07/05/2015
De um lado, a mãe visivelmente exaurida da sua atribuição reduzida às tarefas domésticas de cuidar do filho, da casa e do marido. De outro, o pai extasiado com sua ascensão profissional rápida – tão extasiado que sequer tem tempo de perceber as crises existenciais da parceira, afinal, mulheres querem é “chamar a atenção” enquanto homens estão na rua “ganhando a vida”.
Foi a essa conclusão que chegou o pai, Ted Kramer, interpretado por Dustin Hoffman, depois de encontrar a esposa, Joanna Kramer (representada por Meryl Streep), com as malas prontas para deixá-lo. “Já podemos parar com isso?”, e tenta resolver a briga com afagos.

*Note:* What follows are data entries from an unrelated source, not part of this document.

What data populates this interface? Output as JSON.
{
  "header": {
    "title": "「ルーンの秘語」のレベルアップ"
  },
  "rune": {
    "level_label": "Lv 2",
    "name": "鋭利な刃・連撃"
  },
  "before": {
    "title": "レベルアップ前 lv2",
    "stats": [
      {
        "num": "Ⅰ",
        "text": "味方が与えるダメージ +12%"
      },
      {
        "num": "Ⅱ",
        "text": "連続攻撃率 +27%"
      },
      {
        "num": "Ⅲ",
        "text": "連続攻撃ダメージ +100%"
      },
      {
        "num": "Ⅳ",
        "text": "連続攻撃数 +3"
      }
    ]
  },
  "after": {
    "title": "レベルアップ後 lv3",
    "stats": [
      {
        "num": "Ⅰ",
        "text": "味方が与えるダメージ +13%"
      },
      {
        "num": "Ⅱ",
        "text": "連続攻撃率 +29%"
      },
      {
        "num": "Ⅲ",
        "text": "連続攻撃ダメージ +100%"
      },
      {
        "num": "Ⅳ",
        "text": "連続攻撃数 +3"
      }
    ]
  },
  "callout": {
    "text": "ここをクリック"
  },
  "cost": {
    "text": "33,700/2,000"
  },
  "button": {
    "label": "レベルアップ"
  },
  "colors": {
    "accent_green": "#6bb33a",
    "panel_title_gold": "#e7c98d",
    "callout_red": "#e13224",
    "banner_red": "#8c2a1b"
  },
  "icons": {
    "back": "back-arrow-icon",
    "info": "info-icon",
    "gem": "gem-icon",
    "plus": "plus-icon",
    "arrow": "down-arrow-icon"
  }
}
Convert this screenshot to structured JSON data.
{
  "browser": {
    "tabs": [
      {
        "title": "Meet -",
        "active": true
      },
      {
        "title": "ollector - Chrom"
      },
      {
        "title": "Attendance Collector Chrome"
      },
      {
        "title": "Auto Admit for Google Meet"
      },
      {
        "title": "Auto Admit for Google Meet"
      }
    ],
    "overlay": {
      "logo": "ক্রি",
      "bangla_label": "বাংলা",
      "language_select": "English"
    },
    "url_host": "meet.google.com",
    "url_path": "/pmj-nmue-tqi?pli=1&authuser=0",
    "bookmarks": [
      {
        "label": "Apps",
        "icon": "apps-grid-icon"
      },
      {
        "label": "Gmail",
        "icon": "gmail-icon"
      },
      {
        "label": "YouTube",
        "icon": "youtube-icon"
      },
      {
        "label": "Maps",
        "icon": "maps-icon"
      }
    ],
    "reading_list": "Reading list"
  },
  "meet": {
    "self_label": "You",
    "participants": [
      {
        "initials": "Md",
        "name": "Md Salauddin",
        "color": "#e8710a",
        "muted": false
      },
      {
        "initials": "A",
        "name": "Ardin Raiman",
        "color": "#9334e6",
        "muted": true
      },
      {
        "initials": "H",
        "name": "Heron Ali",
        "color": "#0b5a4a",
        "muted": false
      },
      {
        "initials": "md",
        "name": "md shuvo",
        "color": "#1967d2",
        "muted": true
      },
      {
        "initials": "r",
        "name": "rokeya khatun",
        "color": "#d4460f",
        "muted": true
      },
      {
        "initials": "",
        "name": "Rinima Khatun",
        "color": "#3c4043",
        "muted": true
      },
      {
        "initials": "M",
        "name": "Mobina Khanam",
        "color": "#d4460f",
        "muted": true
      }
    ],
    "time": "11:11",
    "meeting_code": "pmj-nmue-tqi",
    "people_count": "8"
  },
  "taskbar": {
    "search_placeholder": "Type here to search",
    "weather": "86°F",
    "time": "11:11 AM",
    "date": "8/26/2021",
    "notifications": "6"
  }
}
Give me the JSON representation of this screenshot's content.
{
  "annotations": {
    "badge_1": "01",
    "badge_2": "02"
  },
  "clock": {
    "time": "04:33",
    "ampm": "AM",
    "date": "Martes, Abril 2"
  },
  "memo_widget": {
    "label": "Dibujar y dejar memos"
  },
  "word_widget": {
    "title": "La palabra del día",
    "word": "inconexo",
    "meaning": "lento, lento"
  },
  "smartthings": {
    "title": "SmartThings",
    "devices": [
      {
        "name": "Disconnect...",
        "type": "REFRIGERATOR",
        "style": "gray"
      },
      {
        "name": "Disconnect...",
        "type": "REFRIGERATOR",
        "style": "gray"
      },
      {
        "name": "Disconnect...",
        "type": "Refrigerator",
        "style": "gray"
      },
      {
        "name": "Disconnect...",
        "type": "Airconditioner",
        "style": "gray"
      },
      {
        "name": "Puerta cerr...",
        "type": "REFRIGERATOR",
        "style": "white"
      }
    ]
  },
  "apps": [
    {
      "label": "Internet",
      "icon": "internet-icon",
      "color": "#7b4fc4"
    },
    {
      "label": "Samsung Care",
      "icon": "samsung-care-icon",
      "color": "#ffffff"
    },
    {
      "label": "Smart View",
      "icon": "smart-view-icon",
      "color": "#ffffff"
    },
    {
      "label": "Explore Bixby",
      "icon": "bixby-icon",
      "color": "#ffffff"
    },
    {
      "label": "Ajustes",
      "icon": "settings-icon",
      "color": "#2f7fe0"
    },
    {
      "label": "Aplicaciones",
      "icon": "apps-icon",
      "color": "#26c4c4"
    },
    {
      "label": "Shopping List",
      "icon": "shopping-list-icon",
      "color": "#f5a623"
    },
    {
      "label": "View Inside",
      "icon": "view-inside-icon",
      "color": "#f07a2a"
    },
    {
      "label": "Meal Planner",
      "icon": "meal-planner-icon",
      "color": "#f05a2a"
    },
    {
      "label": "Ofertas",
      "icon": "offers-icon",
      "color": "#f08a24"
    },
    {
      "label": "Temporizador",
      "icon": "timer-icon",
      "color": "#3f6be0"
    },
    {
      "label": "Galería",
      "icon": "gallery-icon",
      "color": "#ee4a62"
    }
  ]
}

Inútil. Joanna está tão decidida a pôr fim ao casamento de oito anos que não leva com ela nem filho, nem mala – sai de casa apenas com sua alma, ou à procura dela.
E é aí que Ted Kramer se depara com uma realidade de paternidade ainda não vivenciada – nem por ele, nem pela sociedade norte-americana do início da década de 1970: a necessidade de o homem, divorciado, lidar não apenas com as tarefas do lar, mas também com os caprichos do filho de seis anos de idade, sem perder o carinho e a paciência. Logo no primeiro dia da saga, ele se dá conta de que a multiplicidade de tarefas talvez o faça perder o fôlego no trabalho: “Não quero pensar que você está preocupado com um garoto”, critica um dos diretores de arte da agência na qual Kramer havia acabado de ficar responsável pela conta publicitária mais disputada.
As mulheres, desde os anos de 1970, vêm tentando se acostumar às pressões e às antipatias da chefia (com cada vez mais cadeiras femininas) de ter suas funcionárias divididas entre as tarefas profissionais e domésticas, mas Kramer se considera forte, “sobrevivente”. E é esse mesmo adjetivo que é atribuído a outro personagem – interpretado no cinema 31 anos mais tarde – do filme Freshman father (2010), ou Amor de um pai, produzido para uma TV americana a partir de uma história real.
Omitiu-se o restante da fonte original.